Le Journal de Franz Kafka

03 décembre 2011

Aujourd’hui, passé tout l’après-midi sur le canapé dans un état de fatigue douloureuse. Le bruit du balais qu’on passe sur le tapis dans la chambre d’à-côté est perçu par l’oreille comme celui d’une traîne qui bouge par saccades. 18 mars 1912.
Le monde prodigieux que j’ai dans la tête. Mais comment me libérer et le libérer sans me déchirer. Et plutôt mille fois être déchiré que le retenir en moi ou l’enterrer. 21 juin 1913.
Le couple en voyage de noces qui sortait de l’hôtel de Saxe, dans l’après-midi.Mettent une carte à la boîte. Visages peu  caractéristiques à première vue. 1er juillet 1913.
Un collier de petites boules d’or sur un cou bruni. 3 juillet 1913.

YIN

En montant les marches, j'aperçois un cacatoès sur une branche juste à côté de Ludovic, torse nue, un peu penché comme pour prendre une pause avec l'oiseau. Je lui demande : - d'où vient ce perroquet ? - il me regarde et me dit : quel oiseau ? je lui dis : ne bouge pas sinon il va avoir peur, et il n'en croit pas ses yeux ! et moi, je n'ai pas rêvé !
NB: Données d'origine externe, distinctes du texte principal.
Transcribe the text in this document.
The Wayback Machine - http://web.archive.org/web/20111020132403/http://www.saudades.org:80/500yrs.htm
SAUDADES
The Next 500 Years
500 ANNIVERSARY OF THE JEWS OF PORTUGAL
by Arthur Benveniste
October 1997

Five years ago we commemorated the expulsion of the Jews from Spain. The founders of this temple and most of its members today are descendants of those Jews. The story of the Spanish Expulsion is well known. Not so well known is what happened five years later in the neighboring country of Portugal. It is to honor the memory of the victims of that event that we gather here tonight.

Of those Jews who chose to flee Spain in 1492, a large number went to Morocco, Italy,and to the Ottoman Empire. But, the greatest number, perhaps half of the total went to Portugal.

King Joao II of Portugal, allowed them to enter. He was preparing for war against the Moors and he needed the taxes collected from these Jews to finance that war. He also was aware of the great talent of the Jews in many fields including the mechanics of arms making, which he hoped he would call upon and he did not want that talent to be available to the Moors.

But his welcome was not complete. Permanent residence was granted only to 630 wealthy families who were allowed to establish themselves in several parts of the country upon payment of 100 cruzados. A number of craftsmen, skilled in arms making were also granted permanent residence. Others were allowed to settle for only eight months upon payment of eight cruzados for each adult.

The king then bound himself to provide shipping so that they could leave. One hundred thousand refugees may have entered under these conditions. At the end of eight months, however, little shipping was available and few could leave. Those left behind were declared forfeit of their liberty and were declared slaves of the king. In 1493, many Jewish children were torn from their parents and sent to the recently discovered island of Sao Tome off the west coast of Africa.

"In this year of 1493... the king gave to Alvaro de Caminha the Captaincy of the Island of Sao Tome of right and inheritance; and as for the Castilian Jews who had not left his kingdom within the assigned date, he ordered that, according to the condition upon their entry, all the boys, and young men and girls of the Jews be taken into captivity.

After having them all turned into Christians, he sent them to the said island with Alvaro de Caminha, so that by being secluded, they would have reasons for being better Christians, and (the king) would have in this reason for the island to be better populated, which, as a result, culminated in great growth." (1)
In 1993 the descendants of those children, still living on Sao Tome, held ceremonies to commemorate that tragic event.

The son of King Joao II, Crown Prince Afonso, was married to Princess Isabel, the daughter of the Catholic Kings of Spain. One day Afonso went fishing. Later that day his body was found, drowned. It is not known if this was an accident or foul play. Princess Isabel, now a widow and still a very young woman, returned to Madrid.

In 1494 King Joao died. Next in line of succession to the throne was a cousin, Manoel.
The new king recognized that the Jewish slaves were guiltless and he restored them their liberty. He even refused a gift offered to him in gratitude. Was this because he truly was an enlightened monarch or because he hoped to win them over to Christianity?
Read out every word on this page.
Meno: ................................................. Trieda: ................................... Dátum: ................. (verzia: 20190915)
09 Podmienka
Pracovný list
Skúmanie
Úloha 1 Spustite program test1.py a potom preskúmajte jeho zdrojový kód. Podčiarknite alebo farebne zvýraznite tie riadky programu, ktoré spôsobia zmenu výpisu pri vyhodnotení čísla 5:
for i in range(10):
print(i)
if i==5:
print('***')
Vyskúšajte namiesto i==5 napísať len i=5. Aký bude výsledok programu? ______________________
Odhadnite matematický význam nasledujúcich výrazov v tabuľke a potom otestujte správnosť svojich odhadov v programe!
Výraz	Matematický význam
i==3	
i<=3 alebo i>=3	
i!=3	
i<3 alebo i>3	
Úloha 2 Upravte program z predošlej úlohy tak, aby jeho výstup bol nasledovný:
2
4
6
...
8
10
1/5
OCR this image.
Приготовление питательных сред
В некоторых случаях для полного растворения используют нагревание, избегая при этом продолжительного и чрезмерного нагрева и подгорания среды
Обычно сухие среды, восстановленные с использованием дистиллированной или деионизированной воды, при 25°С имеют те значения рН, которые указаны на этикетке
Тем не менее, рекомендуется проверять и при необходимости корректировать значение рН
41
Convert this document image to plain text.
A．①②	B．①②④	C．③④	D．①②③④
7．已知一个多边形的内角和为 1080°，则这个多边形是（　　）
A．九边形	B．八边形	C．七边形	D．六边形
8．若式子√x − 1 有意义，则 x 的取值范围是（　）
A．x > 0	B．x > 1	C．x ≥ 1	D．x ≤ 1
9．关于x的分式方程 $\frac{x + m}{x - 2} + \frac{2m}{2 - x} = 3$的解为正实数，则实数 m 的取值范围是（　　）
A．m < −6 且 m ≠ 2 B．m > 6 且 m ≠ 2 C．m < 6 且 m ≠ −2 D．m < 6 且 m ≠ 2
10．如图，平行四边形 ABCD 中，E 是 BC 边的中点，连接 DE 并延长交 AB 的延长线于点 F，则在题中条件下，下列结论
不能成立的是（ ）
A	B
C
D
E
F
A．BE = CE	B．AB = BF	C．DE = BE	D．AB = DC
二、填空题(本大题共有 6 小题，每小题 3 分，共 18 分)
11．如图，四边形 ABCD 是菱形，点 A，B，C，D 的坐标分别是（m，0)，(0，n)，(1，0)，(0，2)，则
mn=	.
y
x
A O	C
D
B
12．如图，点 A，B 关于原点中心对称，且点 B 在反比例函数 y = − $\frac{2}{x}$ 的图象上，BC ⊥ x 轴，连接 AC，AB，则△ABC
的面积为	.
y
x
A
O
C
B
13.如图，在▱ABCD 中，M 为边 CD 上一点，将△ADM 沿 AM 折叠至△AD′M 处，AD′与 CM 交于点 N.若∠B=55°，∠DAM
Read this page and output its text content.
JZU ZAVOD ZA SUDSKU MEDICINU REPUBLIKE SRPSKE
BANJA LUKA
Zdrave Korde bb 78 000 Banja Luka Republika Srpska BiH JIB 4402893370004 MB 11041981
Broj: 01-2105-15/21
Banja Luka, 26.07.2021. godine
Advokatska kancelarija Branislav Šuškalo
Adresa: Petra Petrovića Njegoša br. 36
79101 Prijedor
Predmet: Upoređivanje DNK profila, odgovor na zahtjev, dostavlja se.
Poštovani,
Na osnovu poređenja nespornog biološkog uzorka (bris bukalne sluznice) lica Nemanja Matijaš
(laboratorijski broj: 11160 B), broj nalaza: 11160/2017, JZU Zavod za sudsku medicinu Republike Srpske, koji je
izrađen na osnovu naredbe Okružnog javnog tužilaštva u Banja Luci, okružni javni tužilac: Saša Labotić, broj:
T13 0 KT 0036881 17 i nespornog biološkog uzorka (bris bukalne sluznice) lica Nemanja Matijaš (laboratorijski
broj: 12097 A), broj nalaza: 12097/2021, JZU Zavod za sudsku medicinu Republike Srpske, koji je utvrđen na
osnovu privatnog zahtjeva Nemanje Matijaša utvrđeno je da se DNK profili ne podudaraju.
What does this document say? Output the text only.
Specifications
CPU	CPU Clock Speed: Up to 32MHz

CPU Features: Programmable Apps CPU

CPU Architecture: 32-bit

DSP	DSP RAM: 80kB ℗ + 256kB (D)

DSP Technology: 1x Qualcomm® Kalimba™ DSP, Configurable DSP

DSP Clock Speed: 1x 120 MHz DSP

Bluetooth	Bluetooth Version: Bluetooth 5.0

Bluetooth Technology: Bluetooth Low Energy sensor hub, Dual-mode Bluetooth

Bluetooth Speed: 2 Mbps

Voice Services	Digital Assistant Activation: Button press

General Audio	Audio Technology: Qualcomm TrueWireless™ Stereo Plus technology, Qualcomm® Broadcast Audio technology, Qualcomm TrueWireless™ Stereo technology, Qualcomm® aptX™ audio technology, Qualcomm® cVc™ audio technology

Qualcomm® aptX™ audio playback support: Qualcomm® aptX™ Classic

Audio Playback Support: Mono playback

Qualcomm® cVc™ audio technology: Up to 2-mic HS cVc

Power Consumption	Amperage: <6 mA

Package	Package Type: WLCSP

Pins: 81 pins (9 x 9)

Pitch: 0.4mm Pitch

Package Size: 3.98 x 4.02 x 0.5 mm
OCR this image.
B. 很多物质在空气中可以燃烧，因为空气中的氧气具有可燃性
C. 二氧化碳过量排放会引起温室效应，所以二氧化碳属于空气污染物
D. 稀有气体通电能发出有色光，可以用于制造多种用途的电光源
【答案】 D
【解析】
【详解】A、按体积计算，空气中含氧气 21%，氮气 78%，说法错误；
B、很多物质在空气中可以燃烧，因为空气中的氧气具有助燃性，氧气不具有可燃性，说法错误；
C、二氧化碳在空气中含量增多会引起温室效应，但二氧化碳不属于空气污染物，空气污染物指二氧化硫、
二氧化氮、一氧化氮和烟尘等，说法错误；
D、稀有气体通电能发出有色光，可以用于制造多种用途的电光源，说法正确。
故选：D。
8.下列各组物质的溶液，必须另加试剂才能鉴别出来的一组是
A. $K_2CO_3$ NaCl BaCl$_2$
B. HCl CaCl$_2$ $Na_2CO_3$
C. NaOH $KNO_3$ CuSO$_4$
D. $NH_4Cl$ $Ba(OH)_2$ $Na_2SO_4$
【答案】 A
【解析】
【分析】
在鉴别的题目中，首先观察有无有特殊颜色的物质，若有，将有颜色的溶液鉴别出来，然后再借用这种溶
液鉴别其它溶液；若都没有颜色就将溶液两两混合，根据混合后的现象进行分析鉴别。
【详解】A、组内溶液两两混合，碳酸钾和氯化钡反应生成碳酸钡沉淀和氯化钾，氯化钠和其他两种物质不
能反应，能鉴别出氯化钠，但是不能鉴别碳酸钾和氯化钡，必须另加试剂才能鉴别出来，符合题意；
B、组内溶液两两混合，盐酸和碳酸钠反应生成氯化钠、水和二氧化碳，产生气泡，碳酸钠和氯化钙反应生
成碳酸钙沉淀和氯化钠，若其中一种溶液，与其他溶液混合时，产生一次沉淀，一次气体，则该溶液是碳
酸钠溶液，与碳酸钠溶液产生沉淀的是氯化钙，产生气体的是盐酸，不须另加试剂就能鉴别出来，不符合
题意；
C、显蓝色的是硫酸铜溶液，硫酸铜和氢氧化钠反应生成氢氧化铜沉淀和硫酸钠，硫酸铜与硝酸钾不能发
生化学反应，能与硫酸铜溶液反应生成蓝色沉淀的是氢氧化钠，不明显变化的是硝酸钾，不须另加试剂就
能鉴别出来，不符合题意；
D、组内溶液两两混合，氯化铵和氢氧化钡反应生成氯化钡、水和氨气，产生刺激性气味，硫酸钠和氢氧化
dimanche : le long du bord de mer vers la calanque de Marseilleveyre un dimanche matin, assis sur les rochers, on observe la beauté des vagues qui dansent devant nous, et je vois devant mes yeux tous les détails des tableaux de HOKUSAI, quelle merveille !

lundi : Dans la rame bondée, je suis debout devant les portes ouvertes lorsqu'un jeune homme déboule et fonce sur moi comme un taureau, sans réfléchir en m'écrasant les pieds ; simultanément, je le pousse instinctivement et les portes se referment synchro...tout le monde a ri !!!

mardi : Une femme très élégante, moderne, un tel à l'oreille en parlant fort et faisant les cent pas sur une distance de 50 mètres, je la vois pour la 4e fois au même endroit, dans la résidence d'une amie qui m'a dit quelle n'est pas folle mais j'ai du mal à le croire !

mercredi : Vers midi, sur le chemin de ma randonnée, un marcassin déboule tout seul l'air perdu ; je me dis oh ! attention à la maman, monte sur ce rocher, on ne sait jamais !  quelques minutes après, des bruits bizarres me mettent en alerte, je brandis mes bâtons, et que vois-je ? un cycliste !

jeudi : Temps de chien sur Marseille, arrêtée au feu sur le boulevard Michelet, un homme ouvre ma portière pour que je l'emmène jusqu'à l'Obélisque à 1km de là. Tout le long du chemin, feu après feu, il n'a pas fermé la bouche en me posant des questions sans queue ni tête auxquelles j'ai pu répondre avec un tact qui m'impressionne encore pour m'en défaire sans problème majeur à l'endroit indiqué mais sous la moquerie des jeunes du quartier...j'en ris encore !

vendredi : Un souvenir inoubliable dans un bus marseillais un après-midi ensoleillé où quelques femmes parlent fort avec un garçon de 10 ou 11 ans qui tchatche avec l'accent si beau et si vivant qui enchante mes oreilles habituées à l'accent parisien. Quel bel acteur !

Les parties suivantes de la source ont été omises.